2026 : et ça continue, encore et encore…
La grippe me retient en otage depuis la fin de l’année. Les mouchoirs s’empilent, la tisane refroidit et le sapin continue de clignoter. Je me traîne du canapé au fauteuil, histoire de bouger un peu et de me lancer dans l’édito de cette nouvelle année qui se veut sérieuse et ambitieuse.

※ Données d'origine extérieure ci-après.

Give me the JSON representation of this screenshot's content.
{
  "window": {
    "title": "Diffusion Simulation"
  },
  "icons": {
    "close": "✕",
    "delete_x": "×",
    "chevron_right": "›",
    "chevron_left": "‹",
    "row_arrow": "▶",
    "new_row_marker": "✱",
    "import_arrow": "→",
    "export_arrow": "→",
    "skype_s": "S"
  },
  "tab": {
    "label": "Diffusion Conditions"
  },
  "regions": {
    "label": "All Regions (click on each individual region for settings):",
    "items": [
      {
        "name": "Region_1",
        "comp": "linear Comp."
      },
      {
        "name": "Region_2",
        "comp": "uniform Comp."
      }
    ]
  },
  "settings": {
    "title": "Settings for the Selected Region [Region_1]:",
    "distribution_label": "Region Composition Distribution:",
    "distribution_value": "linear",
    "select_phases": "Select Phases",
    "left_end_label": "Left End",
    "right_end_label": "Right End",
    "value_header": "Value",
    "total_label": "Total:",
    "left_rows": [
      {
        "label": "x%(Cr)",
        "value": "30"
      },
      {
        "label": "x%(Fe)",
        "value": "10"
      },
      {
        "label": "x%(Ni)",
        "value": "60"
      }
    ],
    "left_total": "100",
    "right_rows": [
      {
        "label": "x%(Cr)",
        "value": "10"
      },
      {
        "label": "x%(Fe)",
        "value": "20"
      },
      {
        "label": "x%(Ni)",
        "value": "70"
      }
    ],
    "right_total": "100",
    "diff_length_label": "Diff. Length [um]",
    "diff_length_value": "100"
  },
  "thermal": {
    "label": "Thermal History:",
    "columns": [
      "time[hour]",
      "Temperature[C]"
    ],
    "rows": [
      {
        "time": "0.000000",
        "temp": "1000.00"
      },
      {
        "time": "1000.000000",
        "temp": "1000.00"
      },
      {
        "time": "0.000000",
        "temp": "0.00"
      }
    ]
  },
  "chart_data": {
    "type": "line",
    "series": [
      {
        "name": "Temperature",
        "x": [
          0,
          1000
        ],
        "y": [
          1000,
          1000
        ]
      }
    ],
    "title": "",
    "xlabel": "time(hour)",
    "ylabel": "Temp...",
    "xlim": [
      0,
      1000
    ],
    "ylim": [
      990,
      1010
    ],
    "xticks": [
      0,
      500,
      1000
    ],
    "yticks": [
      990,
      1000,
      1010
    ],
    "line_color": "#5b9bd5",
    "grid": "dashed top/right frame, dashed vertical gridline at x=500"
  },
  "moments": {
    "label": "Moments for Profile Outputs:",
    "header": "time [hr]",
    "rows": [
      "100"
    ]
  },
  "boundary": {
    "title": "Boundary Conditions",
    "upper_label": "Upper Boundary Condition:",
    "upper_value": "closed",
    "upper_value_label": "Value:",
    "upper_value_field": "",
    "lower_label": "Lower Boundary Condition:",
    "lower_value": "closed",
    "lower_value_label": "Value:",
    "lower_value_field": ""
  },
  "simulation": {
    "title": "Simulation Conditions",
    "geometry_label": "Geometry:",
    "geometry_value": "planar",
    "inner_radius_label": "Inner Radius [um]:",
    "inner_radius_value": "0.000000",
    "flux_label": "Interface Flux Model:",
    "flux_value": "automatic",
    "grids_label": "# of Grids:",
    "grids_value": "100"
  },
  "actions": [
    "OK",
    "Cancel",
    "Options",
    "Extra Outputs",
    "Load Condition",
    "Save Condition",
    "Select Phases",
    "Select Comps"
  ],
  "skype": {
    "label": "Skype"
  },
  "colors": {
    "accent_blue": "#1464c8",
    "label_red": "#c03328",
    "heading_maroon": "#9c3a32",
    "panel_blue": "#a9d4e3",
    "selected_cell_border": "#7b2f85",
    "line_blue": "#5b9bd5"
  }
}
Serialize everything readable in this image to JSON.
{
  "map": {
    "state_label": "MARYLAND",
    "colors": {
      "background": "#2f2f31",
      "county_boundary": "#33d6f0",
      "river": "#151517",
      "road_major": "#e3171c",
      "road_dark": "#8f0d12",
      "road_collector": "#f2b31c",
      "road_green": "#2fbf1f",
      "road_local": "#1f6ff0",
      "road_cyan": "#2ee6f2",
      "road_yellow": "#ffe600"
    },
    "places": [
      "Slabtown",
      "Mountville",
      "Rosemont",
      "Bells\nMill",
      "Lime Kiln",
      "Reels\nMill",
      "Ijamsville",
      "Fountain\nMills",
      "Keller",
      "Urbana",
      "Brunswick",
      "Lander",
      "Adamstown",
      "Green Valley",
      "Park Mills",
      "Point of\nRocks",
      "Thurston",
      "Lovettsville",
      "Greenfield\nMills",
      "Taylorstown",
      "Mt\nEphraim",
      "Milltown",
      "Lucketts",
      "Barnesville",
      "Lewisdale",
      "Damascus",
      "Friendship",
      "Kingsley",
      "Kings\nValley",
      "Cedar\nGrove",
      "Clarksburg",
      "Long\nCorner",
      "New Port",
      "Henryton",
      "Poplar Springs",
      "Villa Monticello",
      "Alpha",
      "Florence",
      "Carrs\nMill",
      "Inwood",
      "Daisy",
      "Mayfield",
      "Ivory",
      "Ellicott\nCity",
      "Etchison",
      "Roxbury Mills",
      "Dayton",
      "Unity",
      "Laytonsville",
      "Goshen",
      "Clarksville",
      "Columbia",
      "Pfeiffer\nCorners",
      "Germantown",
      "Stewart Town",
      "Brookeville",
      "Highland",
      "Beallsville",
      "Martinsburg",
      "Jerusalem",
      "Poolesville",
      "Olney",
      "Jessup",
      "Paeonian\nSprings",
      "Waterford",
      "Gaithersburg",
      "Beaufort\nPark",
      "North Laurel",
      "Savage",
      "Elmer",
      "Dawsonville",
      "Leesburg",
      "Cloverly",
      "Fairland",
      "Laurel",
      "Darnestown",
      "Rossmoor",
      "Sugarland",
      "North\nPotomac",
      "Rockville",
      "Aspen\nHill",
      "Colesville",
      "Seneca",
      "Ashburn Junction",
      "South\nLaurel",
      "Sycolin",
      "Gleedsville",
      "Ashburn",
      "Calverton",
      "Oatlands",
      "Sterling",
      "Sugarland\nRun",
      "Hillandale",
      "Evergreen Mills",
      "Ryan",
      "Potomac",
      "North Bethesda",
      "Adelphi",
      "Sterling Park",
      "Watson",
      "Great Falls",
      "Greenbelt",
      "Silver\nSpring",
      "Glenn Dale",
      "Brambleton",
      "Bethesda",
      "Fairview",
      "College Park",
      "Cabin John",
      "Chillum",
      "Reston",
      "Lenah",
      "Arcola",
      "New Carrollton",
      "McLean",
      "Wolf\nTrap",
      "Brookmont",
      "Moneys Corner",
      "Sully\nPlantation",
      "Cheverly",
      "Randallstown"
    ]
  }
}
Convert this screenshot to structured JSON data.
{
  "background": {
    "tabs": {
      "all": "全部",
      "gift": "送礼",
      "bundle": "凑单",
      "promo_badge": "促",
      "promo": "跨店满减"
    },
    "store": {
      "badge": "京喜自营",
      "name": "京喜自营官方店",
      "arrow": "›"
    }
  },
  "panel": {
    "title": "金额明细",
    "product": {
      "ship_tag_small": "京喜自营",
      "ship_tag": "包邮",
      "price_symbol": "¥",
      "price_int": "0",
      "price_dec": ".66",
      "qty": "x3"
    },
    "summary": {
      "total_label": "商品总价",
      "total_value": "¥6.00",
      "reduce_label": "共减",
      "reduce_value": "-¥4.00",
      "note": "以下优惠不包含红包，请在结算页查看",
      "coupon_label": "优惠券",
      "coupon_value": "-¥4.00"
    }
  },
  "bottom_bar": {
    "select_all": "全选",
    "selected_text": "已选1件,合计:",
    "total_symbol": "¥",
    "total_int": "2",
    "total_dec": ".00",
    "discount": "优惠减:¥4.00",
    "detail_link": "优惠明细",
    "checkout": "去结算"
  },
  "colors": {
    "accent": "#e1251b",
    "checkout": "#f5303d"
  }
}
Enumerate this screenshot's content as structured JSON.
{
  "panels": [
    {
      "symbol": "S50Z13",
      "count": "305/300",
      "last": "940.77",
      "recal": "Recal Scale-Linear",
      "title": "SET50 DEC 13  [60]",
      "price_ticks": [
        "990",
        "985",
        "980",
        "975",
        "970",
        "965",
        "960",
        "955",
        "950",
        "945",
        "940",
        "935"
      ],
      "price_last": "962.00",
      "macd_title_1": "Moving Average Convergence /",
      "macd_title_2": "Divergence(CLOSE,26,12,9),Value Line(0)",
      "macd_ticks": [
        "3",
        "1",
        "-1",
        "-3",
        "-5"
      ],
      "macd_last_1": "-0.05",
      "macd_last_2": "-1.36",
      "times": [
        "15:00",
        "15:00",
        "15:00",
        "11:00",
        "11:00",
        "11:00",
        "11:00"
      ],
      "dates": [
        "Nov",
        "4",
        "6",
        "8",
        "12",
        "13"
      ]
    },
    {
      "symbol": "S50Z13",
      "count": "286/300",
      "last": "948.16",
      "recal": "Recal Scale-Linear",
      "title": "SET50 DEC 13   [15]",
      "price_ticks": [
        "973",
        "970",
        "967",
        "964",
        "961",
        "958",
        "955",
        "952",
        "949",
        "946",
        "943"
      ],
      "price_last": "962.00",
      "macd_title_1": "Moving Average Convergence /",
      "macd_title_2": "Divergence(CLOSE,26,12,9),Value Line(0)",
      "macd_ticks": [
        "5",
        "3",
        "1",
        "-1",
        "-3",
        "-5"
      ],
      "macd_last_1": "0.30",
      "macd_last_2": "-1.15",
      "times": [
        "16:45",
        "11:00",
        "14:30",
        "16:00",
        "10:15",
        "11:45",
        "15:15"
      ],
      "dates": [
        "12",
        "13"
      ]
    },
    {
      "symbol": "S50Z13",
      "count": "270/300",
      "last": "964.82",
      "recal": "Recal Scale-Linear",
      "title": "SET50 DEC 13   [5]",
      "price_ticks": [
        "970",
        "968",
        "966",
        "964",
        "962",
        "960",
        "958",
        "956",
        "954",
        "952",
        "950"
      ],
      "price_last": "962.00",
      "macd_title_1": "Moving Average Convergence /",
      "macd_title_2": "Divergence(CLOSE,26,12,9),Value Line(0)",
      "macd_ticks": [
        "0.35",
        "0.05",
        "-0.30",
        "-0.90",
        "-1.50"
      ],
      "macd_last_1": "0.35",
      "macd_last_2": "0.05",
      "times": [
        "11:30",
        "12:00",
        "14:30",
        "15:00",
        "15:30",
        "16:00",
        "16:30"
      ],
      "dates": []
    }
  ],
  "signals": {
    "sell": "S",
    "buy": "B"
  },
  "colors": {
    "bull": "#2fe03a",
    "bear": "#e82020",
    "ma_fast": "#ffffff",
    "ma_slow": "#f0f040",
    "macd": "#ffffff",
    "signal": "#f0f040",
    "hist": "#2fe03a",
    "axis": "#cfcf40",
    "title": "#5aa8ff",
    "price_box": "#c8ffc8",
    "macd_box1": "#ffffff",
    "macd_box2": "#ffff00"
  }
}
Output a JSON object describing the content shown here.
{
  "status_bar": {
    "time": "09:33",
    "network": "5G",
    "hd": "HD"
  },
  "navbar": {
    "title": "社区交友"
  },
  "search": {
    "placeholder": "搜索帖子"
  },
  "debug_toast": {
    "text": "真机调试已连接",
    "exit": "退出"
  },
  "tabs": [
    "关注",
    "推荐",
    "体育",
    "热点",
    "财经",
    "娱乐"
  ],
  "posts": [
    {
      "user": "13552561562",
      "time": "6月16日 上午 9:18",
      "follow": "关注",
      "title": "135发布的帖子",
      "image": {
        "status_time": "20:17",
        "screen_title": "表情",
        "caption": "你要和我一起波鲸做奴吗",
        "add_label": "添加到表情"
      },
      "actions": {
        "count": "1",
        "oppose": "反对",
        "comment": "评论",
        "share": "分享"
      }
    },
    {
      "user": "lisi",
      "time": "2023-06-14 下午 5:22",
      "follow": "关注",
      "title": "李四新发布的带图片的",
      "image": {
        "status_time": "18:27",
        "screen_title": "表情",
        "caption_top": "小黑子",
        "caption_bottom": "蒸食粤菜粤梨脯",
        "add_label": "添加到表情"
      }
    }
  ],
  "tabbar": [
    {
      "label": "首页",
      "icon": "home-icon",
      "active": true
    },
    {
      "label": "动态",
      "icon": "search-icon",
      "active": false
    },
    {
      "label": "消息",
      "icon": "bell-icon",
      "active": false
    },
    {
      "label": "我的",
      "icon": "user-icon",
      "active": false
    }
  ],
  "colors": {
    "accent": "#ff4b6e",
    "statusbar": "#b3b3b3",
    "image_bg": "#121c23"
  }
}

Ah ! tourner la page du calendrier est toujours autant porteur de merveilleuses prouesses : on se promet qu’on ira courir, marcher dans la forêt, chercher le pain en vélo, manger sainement, lire abondamment et chantonner tout le temps. On se le promet encore plus quand on a la grippe et que tout semble insurmontable.
C’est à ce moment-là qu’une petite voix est venue me titiller. Installée confortablement au creux de mon oreille, façon Jiminy Cricket, elle me rappelle que le quotidien adore se moquer de l’ordre et des choses alignées et elle me suggère de regarder le monde autrement.
« Transforme l’ordinaire en spectacle miniature, regarde la poésie qui se niche dans le dérisoire, observe tout ce qui dérape, ne rate jamais une occasion de rire et laisse-toi porter par toutes ces illusions. Un café qui déborde, un mot d’enfant inventé ou une plante qui pousse de travers, tout s’y prête. L’année n’en sera pas moins sérieuse mais tu la traverseras avec légèreté ! »
C’est pile à ce moment-là que le chat est venu discuter de la pertinence de faire la sieste à 15 heures en se demandant si les chips pouvaient compter pour un légume, que le thermomètre s’est mis à clignoter bêtement tout seul, que les petits clic-clac de la pendule se sont accélérés et que les douze coups de minuit ont retenti dans le monde entier.
Je me suis dit : « Minuit. Bonne année ! et après ? Le coq du voisin va arrêter de chanter à 5 heures, les croissants seront meilleurs, la rue de la Paix va coûter moins cher au Monopoly, les agriculteurs vont être mieux rémunérés, les fleuves vont arrêter de déborder, les oiseaux disparus vont revenir … ? » et j’ai quitté pour la quatrième fois le canapé pour rejoindre le fauteuil. Le tympan sifflait. C’est la petite voix qui revenait à la charge.
« Chassez le naturel, il revient en TGV ! Tu ne peux pas faire de chaque petite ineptie un trésor mais tu peux lâcher-prise sur ce qui ne relève pas de ta responsabilité. Tant que tu n’en rajoutes pas, tant que tu ne déranges personne sans renoncer à tes valeurs, tant que tu contribues à la vie de la cité et donnes les petits coups de pouce qui te semblent utiles, tu peux oublier tout ce qui part à vau-l’eau. Y penser ne change rien. Tu n’arrêtes pas de penser à cette fichue grippe, elle n’a pas disparu pour autant ! Allez, reprends ton entraînement. Que vois-tu sur le mur ? »
– L’ombre du sapin avec des bosses, à cause des boules de Noël.
– Eh bien moi, je vois plutôt des bras du monde entier qui ont jonglé avec des œufs et s’en sont pris un sur la tête ! »
L’année 2026 va être bancale, apprenons déjà à en rire !
Toute l’équipe du journal vous souhaite une belle nouvelle année uniquement ponctuée de belles choses, de bons moments et de vrais bonheurs.